Though the estimated death toll at the camp — originally a labor camp, later to be installed with a gas chamber — numbered over 64,000 people, Rehbogen (whose hand is shown holding a cane in the image above) claims he didn’t participate in the heinous murders for which he’s charged.
He does admit that he worked there, as All That’s Interesting pointed out about the case.
But he insists he was even not aware of the hundreds of deaths that allegedly happened on his watch during two of the six years the camp was running.
More than 70 years since those events, prosecutor Andreas Brendel is doubtful about that claim, to say the least.
“Anyone who heard the screams from outside the gas chamber would have known that people were fighting for their lives,” Brendel reported.
As strange as it may seem for someone who is today in his mid-90s, Rehbogen — who served as a guard between June 1942 and September 1944 — is being tried in a juvenile court in Berlin, Germany, right now because he was not yet 21 at the time he committed crimes for which he’s charged, as The New York Times and other outlets have reported on the case.
His maximum sentence is 10 years in prison.
Lists of the diseased on the indictment include as many as 100 Polish prisoners, a minimum of 77 Soviet P.O.W.s, and an overwhelming and “unknown number [of] — at least several hundred — Jewish prisoners.”

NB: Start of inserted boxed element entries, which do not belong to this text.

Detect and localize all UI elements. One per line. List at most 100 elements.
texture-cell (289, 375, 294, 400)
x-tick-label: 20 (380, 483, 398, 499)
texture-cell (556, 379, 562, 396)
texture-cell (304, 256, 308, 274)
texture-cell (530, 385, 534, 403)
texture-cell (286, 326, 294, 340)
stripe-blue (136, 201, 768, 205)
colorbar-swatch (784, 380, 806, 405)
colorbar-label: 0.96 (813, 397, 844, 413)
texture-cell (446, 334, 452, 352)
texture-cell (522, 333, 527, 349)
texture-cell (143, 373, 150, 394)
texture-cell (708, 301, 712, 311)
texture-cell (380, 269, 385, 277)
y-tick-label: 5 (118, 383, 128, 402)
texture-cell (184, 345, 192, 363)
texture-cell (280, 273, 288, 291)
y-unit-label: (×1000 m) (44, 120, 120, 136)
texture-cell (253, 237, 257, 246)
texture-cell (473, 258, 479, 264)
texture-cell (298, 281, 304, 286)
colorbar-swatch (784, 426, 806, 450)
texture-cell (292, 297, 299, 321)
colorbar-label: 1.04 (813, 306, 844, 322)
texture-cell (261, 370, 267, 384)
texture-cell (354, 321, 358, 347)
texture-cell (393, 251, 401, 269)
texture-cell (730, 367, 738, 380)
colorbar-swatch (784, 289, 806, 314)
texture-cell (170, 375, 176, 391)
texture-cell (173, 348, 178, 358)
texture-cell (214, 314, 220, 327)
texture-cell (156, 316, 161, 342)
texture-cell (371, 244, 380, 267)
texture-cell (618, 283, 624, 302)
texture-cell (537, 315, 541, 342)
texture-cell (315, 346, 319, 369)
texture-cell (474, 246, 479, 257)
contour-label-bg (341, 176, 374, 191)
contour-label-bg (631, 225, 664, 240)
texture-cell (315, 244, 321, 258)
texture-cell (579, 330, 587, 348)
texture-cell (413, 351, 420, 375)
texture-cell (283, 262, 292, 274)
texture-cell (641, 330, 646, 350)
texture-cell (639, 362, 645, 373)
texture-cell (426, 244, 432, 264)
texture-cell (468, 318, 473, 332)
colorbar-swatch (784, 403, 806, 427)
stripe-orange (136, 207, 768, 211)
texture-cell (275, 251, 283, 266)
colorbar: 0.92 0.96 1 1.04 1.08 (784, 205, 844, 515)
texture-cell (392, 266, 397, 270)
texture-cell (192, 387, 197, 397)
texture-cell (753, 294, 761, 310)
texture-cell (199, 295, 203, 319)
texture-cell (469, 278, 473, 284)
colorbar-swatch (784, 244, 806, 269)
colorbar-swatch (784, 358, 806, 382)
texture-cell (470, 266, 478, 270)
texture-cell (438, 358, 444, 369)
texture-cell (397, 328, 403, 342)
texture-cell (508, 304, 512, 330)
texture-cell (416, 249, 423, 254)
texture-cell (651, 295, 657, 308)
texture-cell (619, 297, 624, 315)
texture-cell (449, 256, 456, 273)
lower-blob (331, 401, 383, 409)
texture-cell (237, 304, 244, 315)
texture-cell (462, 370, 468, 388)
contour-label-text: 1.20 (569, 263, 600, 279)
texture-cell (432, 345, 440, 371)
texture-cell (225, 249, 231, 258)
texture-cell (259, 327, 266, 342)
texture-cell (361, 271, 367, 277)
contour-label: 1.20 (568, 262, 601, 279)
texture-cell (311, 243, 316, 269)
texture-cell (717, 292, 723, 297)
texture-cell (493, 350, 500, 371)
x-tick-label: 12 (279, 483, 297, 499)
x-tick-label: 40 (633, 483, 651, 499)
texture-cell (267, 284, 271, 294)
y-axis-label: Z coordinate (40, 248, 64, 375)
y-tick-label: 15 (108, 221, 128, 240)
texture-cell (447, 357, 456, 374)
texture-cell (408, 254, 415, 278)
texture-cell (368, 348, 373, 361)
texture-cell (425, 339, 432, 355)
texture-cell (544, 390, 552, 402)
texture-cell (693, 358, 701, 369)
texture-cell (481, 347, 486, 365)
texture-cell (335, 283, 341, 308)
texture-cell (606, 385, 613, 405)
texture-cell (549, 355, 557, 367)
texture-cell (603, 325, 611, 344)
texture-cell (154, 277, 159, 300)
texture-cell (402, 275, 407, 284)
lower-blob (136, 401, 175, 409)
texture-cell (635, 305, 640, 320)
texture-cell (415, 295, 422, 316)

In addition to the other sickening means that were used on scores of innocent souls, the Jewish prisoners were brutally killed in gas chambers, by execution, or by injection of phenol “straight to the heart of the individual prisoner,” the indictment alleges, as The Times noted.
During the winter of 1943-44, in the bitter cold, 140 mostly Jewish woman and children were put to death by means of lethal injection. Many prisoners froze to death as well.
The Stutthof camp was located on the coast of the Baltic Sea, by what is now the city of Gdansk in Poland.
Brendel, the prosecutor, maintains that the former Nazi was very well aware of what was taking place at the camp.